Последний удар проваливается в пустоту. Публий стоит на пороге. Губы в нитку, в глазах пламя.
– Это ее сердце разбилось о перила моста! Грузовик тащил по ограждению, в саркофаг еле нашли, что положить! Никого время не лечит!
Меня сметает его криком, как ураганом. Закрываю лицо руками и наклоняюсь вперед, чтобы пережидают сильный порыв, но громовые раскаты голоса Публия затихают. Слышу, как тяжело дышит над моей головой, а потом разворачивается и снова уходит. Хуже и представить невозможно. Он прав, ничего больше не будет. Ни ужинов, ни пришивания пуговиц, ни тихого молчания на двоих. Мне сейчас нужно развернуться и уйти спать на диван. Так поступил бы понимающий ремесленник. Звезда, закатив истерику, выскочила бы из квартиры. Правитель устроил допрос, расковырял душу и внушил, что проблемы не существует. А я мудрец.

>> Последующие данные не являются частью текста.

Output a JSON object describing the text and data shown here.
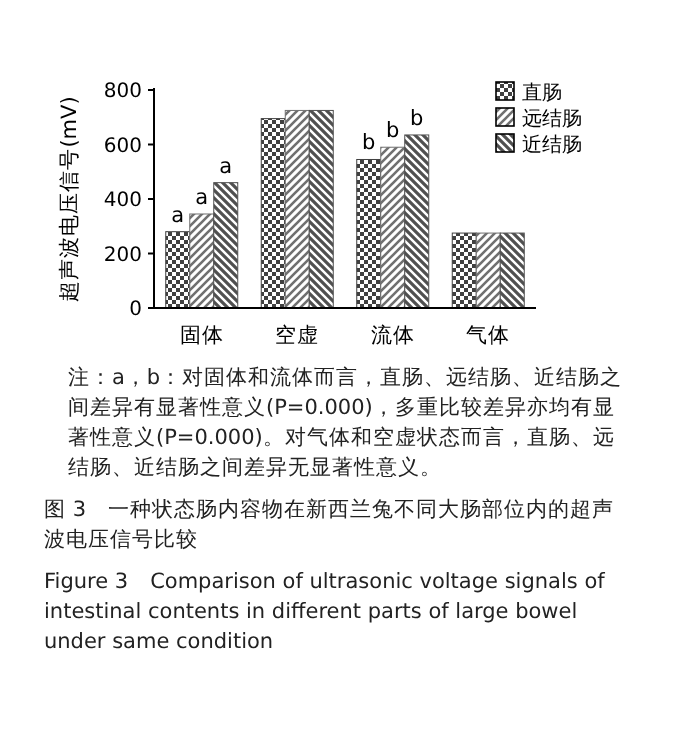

– Жаль, что нет Шуи, – тихо говорю сидящему на кровати Публию.
– У меня есть, – вздыхает он. – Свежая. Могу заварить напиток. Будешь?
– Буду.
Глава 8. Шуи развязывает язык
Публий
Флора, тебя нет, а светило все так же поднимается над горизонтом, Тарс несет воды в океан и Равэнна царапает шпилями раненое небо.
Тебя нет, а я жив. Дышу пустым воздухом и пью безвкусную воду. Каждое утро застегиваю комбинезон на молнию под горло и считаю шаги до лифта. Каждый вечер стою на галерее за стеклом и смотрю вниз. Бесконечно долго смотрю на чужие жизни, мелькающие огнями города. Зачем нужны миллионы, если среди них больше нет тебя?
Синяя ягода падает в кипяток, распускаясь алым цветком. Придавливаю лопаткой ко дну колбы, разрывая кожуру. Сколько не пей, а легче не становится. Не зашить эти раны ни одной иглой.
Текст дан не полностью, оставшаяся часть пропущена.